Noting that on a proved basis, North America has about a six-year supply of natural gas, and on an unproven basis about 44 years, Ferron-Jones said worldwide on a proved and unproven basis there is about 80 years supply, assuming about a 1% annual demand increase. “There is quite a lot of the resource, it is just a question of what is the infrastructure that is going to tap into it.”

In the Northwest, where there has been a steady increase in the amount of gas used for electric generation in the past decade, the gas industry doesn’t want to be an alternative to renewables, it wants to be “married to renewables,” said Finklea, whose group last year was renamed from the Northwest Gas Association to Energy Action Northwest. “Wind with gas backup is the perfect marriage.”

The quick-start and stop capability of gas-fired generators make gas the “perfect partner” for wind, said Finklea, who is an unabashed advocate for at least one LNG receiving terminal in the region.

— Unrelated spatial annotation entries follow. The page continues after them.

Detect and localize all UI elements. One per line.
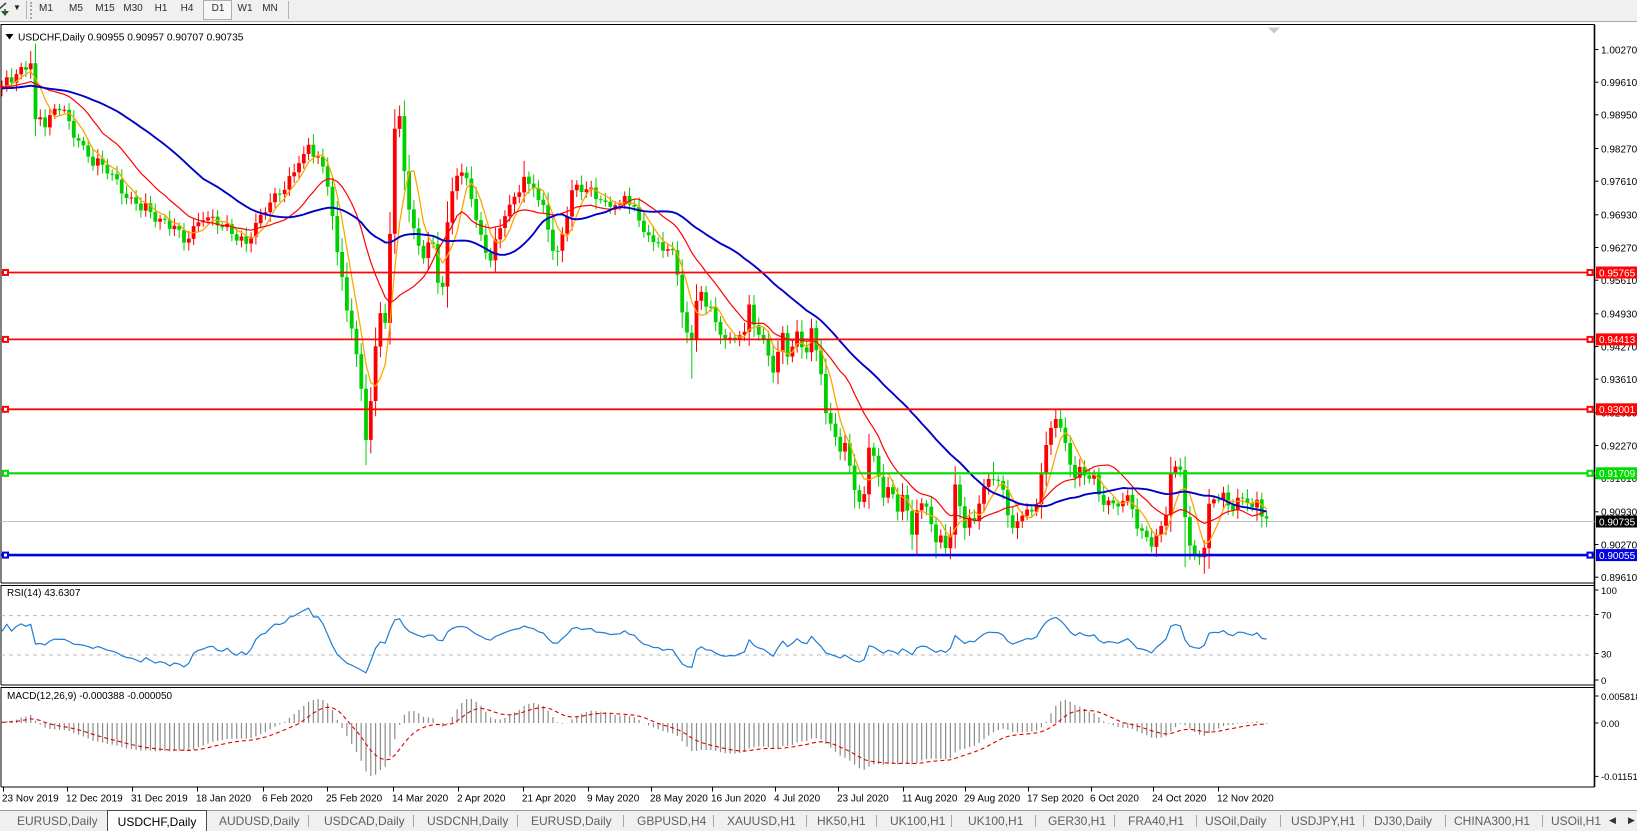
svg-text:6 Oct 2020: 6 Oct 2020 [1090, 794, 1139, 805]
svg-text:0.94930: 0.94930 [1601, 310, 1637, 321]
svg-text:0.92270: 0.92270 [1601, 441, 1637, 452]
svg-text:0.005818: 0.005818 [1601, 692, 1637, 703]
svg-text:12 Dec 2019: 12 Dec 2019 [66, 794, 123, 805]
svg-text:0.99610: 0.99610 [1601, 78, 1637, 89]
svg-text:29 Aug 2020: 29 Aug 2020 [964, 794, 1021, 805]
svg-text:0.00: 0.00 [1601, 719, 1620, 730]
svg-text:0.98950: 0.98950 [1601, 111, 1637, 122]
svg-text:30: 30 [1601, 649, 1612, 660]
svg-text:0.89610: 0.89610 [1601, 573, 1637, 584]
svg-text:12 Nov 2020: 12 Nov 2020 [1217, 794, 1274, 805]
svg-text:0.94270: 0.94270 [1601, 342, 1637, 353]
svg-text:11 Aug 2020: 11 Aug 2020 [902, 794, 958, 805]
svg-text:0.90270: 0.90270 [1601, 540, 1637, 551]
svg-text:-0.011514: -0.011514 [1601, 772, 1637, 783]
svg-text:18 Jan 2020: 18 Jan 2020 [196, 794, 251, 805]
svg-text:0.91610: 0.91610 [1601, 474, 1637, 485]
svg-text:6 Feb 2020: 6 Feb 2020 [262, 794, 313, 805]
svg-text:0.91709: 0.91709 [1599, 469, 1636, 480]
svg-text:1.00270: 1.00270 [1601, 45, 1637, 56]
svg-text:0.93001: 0.93001 [1599, 405, 1636, 416]
svg-text:0.90735: 0.90735 [1599, 517, 1636, 528]
svg-text:25 Feb 2020: 25 Feb 2020 [326, 794, 383, 805]
svg-text:4 Jul 2020: 4 Jul 2020 [774, 794, 821, 805]
svg-text:0.95765: 0.95765 [1599, 268, 1636, 279]
svg-text:0: 0 [1601, 676, 1606, 687]
svg-text:70: 70 [1601, 610, 1612, 621]
svg-text:23 Nov 2019: 23 Nov 2019 [2, 794, 59, 805]
svg-text:100: 100 [1601, 586, 1617, 597]
svg-text:0.98270: 0.98270 [1601, 144, 1637, 155]
svg-text:21 Apr 2020: 21 Apr 2020 [522, 794, 576, 805]
svg-text:17 Sep 2020: 17 Sep 2020 [1027, 794, 1084, 805]
svg-text:0.94413: 0.94413 [1599, 335, 1636, 346]
svg-text:RSI(14) 43.6307: RSI(14) 43.6307 [7, 588, 81, 599]
svg-text:0.97610: 0.97610 [1601, 177, 1637, 188]
svg-text:14 Mar 2020: 14 Mar 2020 [392, 794, 449, 805]
svg-text:28 May 2020: 28 May 2020 [650, 794, 708, 805]
svg-text:0.96930: 0.96930 [1601, 211, 1637, 222]
svg-text:23 Jul 2020: 23 Jul 2020 [837, 794, 889, 805]
svg-text:0.95610: 0.95610 [1601, 276, 1637, 287]
svg-text:16 Jun 2020: 16 Jun 2020 [711, 794, 766, 805]
svg-text:0.90055: 0.90055 [1599, 551, 1636, 562]
svg-text:24 Oct 2020: 24 Oct 2020 [1152, 794, 1207, 805]
svg-text:0.96270: 0.96270 [1601, 243, 1637, 254]
svg-text:9 May 2020: 9 May 2020 [587, 794, 640, 805]
svg-text:0.90930: 0.90930 [1601, 508, 1637, 519]
svg-text:2 Apr 2020: 2 Apr 2020 [457, 794, 506, 805]
svg-text:MACD(12,26,9) -0.000388 -0.000: MACD(12,26,9) -0.000388 -0.000050 [7, 691, 173, 702]
svg-text:USDCHF,Daily 0.90955 0.90957: USDCHF,Daily 0.90955 0.90957 0.90707 0.9… [18, 33, 244, 44]
svg-text:31 Dec 2019: 31 Dec 2019 [131, 794, 188, 805]
svg-text:0.93610: 0.93610 [1601, 375, 1637, 386]
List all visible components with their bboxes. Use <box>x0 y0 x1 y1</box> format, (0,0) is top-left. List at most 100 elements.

He was very pleased by the Federal Energy Regulatory Commission (FERC) action Thursday reaffirming its conditioned approval of the Bradwood Landing LNG project along the Columbia River in Oregon (see Daily GPI, Jan. 16).

LNG imports will help in the long-term the Northwest’s efforts at carbon mitigation and eliminating the competitive disadvantage the region now has by paying a premium for its gas supplies.